JOHNSON v. UNITED STATES.
    (Circuit Court, S. D. New York.
    April 28, 1901.)
    No. 3,121.
    I. Customs Duties—Intent as Affecting Classification.
    Intent is not an element in determining tlie proper classification of imported articles, and merchants are at liberty so to manufacture and so to import their goods as to subject them to the least possible duties under the tariff laws.
    & Same—Classification—Figured Silk Goods.

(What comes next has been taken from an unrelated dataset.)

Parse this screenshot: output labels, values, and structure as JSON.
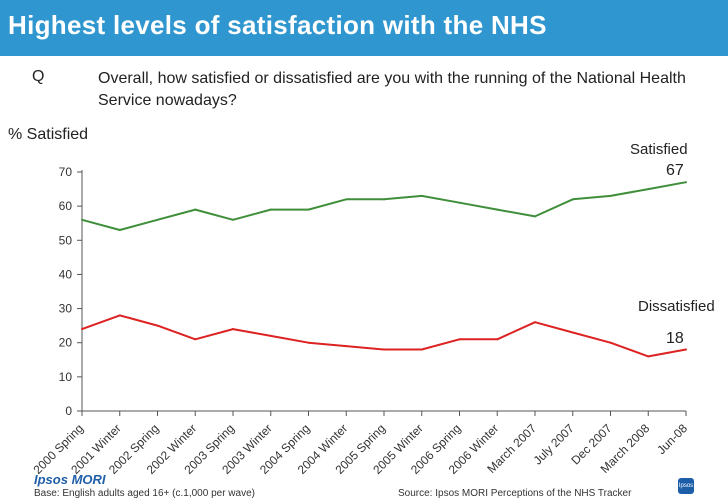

    In construing the provision in paragraph 391, Schedule U, 5 1, Tariff Act July 24, 1897, 30 Stat. 187, c. 11 (U. S. Comp. St. 1901, p. 1670), for “Jacquard figured goods in the piece, made on looms, of which silk is the component material of chief value, dyed in the yarn, and containing two or more colors in the filling,” held, that this provision includes certain fabrics in which the threads furnishing the “two or more colors in the filling” do not participate in the effective work of the filling, but were introduced merely for the purpose of bringing the goods within that provision.
    Appeal by the importers from a decision of the board of general appraisers, which affirmed the decision of the collector of customs at the port of New York in the classification for duty of the importations in question.
    W. Wickham Smith, for importers.
    D. Frank Lloyd, Asst. U. S. Atty.
   TOWNSEND, District Judge.

Act July 24, 1897, c. 11, § 1, Schedule L, par. 391, 30 Stat. 187 (U. S. Comp. St. 1901, p. 1670), provides for a duty of 50 per cent, ad valorem on “all Jacquard figured goods in the piece, made on looms, of which silk is the component material of chief value, dyed in the yarn, and containing two or more colors in the filling.” The merchandise in question fulfils all these requirements. The board of general appraisers, however, held that the goods were dutiable under the provisions of Act July 24, 1897, c. 11, § 1, Schedule L, par. 387, 30 Stat. 186 (U. S. Comp. St. 1901, p. 1669), as “woven fabrics in the piece, not specially provided for.” The reason for this decision, as stated in the finding of the board, is that the colored additional threads were “not actually incorporated in the filling, and do not form a part thereof, within the manifest intent and meaning of the pertinent provision of the tariff act.” It is evident that these goods were made with the intent of bringing them within the provisions of paragraph 391, as claimed by the importers. It does not appear that the threads participate in the effective work of the filling. But “it is a well-settled doctrine that intent is not an element in determining the proper classification of imported articles, and that merchants are at liberty so to manufacture and so to import their goods as to subject them to the lowest possible duties under the tariff laws.” United States v. Irwin, 24 C. C. A. 349, 350, 78 Fed. 799, 801. If the decision of the board is to be construed as holding that these are not “goods * * * containing two or more colors in the filling,” their finding is unsupported by the evidence, because the two witnesses for the importer testified .that the additional colored threads were known as “threads of the filling,” and the two witnesses for the government did not deny this statement.

The decision of the board of general appraisers is reversed.